Friday, August 8, 2008

Protect indigenous people to save forests

Sources- http://www.thedailystar.net/story.php?nid=49593

Speakers at a seminar yesterday called for protecting indigenous people to save forests of the country.

They said the indigenous people are the part of the forests and they know how to protect them.

The seminar titled 'Environmental degradation in forest: Socio-economic crisis of indigenous people' was organised by the Bangladesh Paribesh Andolon (Bapa) at WVA auditorium in the city.

Speaking as chair Bapa President Prof Muzaffer Ahmad said there is a debate over the name of Adibashi but there is no debate about it that those who live in forests also protect them.

"Those who consider forests as the raw materials of industrialisation do not protect them," he said.

The existence of Adibashi people is being threatened in the name of participatory forests, he added.
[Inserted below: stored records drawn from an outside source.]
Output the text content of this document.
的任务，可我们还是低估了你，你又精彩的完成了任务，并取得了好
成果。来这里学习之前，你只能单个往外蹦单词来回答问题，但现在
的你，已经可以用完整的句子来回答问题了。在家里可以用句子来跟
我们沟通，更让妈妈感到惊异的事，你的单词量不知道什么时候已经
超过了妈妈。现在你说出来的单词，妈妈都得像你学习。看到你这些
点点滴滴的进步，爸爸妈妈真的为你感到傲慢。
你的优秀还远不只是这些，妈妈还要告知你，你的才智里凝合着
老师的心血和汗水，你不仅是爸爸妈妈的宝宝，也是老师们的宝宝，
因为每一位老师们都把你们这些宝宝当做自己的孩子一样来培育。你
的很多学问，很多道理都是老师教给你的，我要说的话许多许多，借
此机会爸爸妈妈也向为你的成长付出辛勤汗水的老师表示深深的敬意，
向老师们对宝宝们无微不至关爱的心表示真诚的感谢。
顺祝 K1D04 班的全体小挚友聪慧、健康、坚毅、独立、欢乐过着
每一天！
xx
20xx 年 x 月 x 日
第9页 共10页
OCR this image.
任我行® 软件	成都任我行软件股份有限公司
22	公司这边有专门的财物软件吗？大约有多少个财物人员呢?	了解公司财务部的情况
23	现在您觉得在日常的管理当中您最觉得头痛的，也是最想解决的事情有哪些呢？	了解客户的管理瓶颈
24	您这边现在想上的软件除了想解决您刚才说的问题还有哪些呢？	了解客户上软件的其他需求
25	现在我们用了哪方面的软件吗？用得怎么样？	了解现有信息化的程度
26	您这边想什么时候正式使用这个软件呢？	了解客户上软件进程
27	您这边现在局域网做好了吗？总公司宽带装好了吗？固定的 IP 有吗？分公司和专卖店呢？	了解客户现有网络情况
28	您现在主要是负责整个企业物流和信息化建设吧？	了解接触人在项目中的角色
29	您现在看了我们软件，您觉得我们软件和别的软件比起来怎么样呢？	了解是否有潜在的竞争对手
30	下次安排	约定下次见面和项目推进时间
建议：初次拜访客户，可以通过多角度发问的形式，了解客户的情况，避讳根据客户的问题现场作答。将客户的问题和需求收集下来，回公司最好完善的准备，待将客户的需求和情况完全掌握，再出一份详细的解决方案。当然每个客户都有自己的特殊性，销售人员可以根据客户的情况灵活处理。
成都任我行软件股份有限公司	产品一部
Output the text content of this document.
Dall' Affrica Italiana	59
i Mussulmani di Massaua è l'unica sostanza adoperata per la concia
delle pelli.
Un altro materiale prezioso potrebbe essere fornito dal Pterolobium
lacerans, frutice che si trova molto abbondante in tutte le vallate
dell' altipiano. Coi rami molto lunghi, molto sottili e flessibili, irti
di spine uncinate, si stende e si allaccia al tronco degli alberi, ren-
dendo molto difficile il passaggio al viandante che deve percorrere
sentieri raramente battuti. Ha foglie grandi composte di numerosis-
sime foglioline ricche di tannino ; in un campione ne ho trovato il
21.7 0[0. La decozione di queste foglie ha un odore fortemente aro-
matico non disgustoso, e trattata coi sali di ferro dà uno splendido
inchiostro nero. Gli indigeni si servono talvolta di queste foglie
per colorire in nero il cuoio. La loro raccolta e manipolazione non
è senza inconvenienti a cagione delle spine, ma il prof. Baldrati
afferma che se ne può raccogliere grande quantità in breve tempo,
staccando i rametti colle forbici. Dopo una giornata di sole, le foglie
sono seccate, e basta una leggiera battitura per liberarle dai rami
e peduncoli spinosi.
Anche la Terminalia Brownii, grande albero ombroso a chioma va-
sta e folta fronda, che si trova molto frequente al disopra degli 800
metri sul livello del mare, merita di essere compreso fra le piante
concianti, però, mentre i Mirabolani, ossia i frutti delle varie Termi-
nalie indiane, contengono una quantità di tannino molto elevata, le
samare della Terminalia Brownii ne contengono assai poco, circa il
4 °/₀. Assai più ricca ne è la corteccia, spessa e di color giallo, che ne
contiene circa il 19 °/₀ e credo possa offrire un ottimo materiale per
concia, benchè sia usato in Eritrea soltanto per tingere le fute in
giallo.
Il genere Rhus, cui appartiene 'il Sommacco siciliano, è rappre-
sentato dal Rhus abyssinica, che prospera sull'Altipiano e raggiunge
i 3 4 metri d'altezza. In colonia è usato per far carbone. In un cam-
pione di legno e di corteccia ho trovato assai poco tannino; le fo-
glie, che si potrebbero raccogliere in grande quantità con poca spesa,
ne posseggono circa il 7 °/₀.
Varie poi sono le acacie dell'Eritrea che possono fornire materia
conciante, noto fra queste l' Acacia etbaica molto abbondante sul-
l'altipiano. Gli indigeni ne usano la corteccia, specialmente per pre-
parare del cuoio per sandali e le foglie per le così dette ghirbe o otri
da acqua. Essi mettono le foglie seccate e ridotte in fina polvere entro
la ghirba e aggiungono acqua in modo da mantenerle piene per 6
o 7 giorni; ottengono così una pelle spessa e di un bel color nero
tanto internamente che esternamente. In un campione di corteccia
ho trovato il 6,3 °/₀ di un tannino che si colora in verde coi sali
In a keynote paper, Prof Khandaker Mokaddem Hossain of Dhaka University said the ethnic communities constitute, according to a government statistics, about 1.2 percent of the total population, but the actual number of indigenous people is considerably higher than this.

He said a huge number of Bangalee settlers have been rehabilitated at Matiranga and Ramgarh thanas in Khagrachhari district, Lama thana in Bandarban district, and Madhupur Tracts of Tangail and Mymensingh districts.

As a consequence, the indigenous people have become marginalised and lost their traditional rights over land and trees, he said.

Prof Hossain said the government should implement ILO's Indigenous and Tribal Peoples Convention 169 to protect their human and land rights.

He said the land and tree resources of indigenous people should be protected from the activities that are not sound environmentally.

Apart from the rehabilitation of Bangalee settlers and commercial plantation of tea, pineapple, orange, lemon and rubber trees, infrastructural development including construction of roads, bridges and highways, industrialisation and urbanization process, and control of forest lands by military and para-military troops in Chittagong Hill Tracts are the main causes of deforestation.

Philip Gain, director of SHED, said the aggression of alien trees in forest is not acceptable.

There were 100 species of indigenous trees in Madhupur forest but in the name of participatory afforestation these trees have been replaced by acacia and eucalyptus, he said.

If the government does not take adequate steps it will be very difficult for indigenous people to survive, said Rabindranath Soren, a leader of the Adibashi community.

AZM Shamsul Huda, a retired forest conservator, said indigenous people do not make any harm to forests, and during his service he did not find them in selling tress by cutting them illegally.